Long-Term Effects of Developmental Exposure to Oxycodone on Gut Microbiota and Relationship to Adult Behaviors and Metabolism

Opioid drugs are commonly prescribed analgesic to pregnant women. Direct exposure to such drugs may slow gut motility, alter gut permeability, and affect the gut microbiome. While such drugs affect gut microbiome in infants, no study to date has determined whether developmental exposure to such drugs results in longstanding effects on gut microbiota and correspondingly on host responses.

We hypothesized developmental exposure to oxycodone (OXY) leads to enduring effects on gut microbiota and such changes are associated with adult neurobehavioral and metabolic changes.

Female mice were treated daily with 5 mg OXY/kg or saline solution (control [CTL]) for 2 weeks prior to breeding and then throughout gestation.

Male and female offspring pups were weaned, tested with a battery of behavioral and metabolic tests, and fecal boli were collected adulthood (120 days of age). In females, relative abundance of Butyricimonas spp., Bacteroidetes, Anaeroplasma spp., TM7, Enterococcus spp., and Clostridia were greater in OXY versus CTL individuals.

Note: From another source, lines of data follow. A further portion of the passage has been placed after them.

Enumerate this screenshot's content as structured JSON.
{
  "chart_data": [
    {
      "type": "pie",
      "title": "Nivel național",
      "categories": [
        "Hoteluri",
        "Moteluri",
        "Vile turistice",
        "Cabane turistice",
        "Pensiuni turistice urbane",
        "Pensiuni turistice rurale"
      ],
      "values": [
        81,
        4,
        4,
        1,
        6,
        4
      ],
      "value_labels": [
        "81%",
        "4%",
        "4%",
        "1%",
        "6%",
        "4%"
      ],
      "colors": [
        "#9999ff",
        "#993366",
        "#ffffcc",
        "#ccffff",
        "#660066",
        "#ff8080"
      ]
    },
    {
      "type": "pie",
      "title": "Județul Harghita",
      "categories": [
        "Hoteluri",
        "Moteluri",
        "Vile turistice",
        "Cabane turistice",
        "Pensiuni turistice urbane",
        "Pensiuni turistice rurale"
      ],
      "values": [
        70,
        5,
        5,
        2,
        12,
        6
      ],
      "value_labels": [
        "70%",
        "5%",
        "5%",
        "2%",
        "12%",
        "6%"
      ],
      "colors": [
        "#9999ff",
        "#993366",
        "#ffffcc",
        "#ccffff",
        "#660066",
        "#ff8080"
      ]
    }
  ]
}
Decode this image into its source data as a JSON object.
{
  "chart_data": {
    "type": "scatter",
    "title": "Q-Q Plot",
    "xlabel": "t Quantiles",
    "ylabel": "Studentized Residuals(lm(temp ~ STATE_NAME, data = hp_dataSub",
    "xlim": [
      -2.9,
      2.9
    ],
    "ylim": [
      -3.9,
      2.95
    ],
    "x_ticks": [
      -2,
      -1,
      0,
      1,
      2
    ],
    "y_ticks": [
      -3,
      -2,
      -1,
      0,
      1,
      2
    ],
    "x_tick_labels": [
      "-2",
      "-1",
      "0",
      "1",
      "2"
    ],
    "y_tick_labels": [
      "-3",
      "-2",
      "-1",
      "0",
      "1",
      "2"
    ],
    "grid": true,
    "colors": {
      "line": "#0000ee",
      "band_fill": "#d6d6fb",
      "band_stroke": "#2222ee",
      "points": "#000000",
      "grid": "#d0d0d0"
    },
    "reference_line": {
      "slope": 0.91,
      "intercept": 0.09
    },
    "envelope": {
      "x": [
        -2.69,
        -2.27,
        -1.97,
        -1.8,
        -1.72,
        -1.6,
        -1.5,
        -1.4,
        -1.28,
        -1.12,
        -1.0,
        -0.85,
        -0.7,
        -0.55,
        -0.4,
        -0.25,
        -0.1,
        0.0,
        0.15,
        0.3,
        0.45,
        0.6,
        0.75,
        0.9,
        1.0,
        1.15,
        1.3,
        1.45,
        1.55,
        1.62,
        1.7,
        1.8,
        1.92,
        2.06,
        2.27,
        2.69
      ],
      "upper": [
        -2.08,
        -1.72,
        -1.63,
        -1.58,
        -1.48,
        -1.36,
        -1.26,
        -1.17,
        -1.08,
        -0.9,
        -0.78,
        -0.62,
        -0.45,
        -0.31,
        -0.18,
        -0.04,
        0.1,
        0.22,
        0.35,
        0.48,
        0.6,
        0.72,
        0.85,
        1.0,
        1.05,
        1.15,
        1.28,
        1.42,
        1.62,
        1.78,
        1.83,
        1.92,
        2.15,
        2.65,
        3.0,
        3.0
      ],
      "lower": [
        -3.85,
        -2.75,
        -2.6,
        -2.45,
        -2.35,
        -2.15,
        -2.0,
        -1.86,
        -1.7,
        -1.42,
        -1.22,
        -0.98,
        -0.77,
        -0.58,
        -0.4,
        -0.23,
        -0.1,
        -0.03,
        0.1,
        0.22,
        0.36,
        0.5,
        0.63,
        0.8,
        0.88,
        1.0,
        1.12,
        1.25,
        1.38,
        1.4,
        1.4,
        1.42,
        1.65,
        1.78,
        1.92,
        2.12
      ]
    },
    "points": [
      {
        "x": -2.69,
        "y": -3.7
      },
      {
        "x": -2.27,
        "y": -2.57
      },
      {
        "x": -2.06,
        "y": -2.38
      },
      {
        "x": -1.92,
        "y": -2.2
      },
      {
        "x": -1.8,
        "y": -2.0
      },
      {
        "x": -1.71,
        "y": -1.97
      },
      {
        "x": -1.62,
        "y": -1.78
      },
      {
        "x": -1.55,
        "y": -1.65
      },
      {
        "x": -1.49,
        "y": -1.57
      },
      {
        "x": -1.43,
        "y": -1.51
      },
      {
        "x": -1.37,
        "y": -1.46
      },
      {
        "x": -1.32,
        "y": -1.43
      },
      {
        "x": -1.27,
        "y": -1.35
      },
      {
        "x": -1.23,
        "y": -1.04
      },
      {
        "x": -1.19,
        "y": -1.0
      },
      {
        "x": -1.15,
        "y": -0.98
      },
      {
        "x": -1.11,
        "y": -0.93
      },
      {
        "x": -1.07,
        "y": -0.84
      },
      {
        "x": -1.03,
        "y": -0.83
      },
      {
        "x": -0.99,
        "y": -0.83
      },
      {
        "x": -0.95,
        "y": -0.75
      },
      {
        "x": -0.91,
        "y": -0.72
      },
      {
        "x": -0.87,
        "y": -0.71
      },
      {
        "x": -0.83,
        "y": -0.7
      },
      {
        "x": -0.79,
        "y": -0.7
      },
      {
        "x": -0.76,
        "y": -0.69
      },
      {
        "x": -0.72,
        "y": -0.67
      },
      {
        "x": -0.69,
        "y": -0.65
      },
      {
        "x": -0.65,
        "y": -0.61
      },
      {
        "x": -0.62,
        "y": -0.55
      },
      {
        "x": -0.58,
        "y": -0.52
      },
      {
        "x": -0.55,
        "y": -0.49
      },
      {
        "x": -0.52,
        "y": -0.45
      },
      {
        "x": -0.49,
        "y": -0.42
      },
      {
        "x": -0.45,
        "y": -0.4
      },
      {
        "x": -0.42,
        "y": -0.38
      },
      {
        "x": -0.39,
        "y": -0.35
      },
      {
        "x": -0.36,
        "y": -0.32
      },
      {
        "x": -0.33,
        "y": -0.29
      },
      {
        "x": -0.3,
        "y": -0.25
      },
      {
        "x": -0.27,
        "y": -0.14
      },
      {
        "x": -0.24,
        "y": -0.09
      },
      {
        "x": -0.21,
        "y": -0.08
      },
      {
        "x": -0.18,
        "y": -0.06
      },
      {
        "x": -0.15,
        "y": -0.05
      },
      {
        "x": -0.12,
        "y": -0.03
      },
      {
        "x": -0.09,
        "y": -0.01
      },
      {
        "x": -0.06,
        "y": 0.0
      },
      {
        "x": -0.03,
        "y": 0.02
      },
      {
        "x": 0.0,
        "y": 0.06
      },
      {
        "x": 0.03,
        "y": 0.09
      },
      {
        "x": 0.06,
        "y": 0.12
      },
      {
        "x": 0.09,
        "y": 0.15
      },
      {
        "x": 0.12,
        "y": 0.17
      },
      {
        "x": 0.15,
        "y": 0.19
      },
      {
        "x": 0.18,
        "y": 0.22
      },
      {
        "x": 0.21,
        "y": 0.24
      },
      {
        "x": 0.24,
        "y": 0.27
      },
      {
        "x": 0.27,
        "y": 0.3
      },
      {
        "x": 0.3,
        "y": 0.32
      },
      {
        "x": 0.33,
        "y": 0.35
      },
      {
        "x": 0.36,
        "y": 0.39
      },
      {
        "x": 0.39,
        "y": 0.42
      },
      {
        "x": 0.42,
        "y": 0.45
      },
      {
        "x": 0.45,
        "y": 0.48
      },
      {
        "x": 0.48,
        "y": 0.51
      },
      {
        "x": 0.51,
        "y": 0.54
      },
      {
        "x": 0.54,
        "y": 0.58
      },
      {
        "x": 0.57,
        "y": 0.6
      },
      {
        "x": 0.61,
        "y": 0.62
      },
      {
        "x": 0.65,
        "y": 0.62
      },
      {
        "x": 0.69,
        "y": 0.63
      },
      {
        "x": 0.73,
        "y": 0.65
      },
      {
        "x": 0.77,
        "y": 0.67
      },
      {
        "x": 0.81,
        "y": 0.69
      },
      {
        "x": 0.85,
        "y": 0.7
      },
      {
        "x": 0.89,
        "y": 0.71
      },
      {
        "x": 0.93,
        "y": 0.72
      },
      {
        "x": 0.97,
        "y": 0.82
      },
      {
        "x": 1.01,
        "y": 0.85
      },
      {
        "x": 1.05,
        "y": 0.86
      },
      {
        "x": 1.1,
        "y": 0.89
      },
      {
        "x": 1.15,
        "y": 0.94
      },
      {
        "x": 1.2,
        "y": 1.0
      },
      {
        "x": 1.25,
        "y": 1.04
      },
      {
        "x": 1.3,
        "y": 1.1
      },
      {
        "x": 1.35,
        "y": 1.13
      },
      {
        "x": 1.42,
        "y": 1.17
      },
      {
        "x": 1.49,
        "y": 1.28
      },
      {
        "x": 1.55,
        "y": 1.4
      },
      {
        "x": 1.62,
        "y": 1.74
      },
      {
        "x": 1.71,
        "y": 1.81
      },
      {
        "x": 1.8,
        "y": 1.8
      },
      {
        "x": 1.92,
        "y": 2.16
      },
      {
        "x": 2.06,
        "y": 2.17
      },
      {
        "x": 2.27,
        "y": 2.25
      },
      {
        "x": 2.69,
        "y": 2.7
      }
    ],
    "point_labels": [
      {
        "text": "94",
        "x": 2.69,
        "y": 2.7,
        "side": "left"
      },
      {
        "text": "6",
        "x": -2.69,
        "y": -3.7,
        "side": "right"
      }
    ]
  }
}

In males, relative abundance of Coriobacteriaceae, Roseburia spp., Sutterella spp., and Clostridia were elevated in OXY exposed individuals. Bacterial changes were also associated with predictive metabolite pathway alterations that also varied according to sex. In males and females, affected gut microbiota correlated with metabolic but not behavioral alterations.

The findings suggest that developmental exposure to OXY leads to lasting effects on adult gut microbiota that might affect host metabolism, possibly through specific bacterial metabolites or other bacterial-derived products.

Further work is needed to characterize how developmental exposure to OXY affects host responses through the gut microbiome.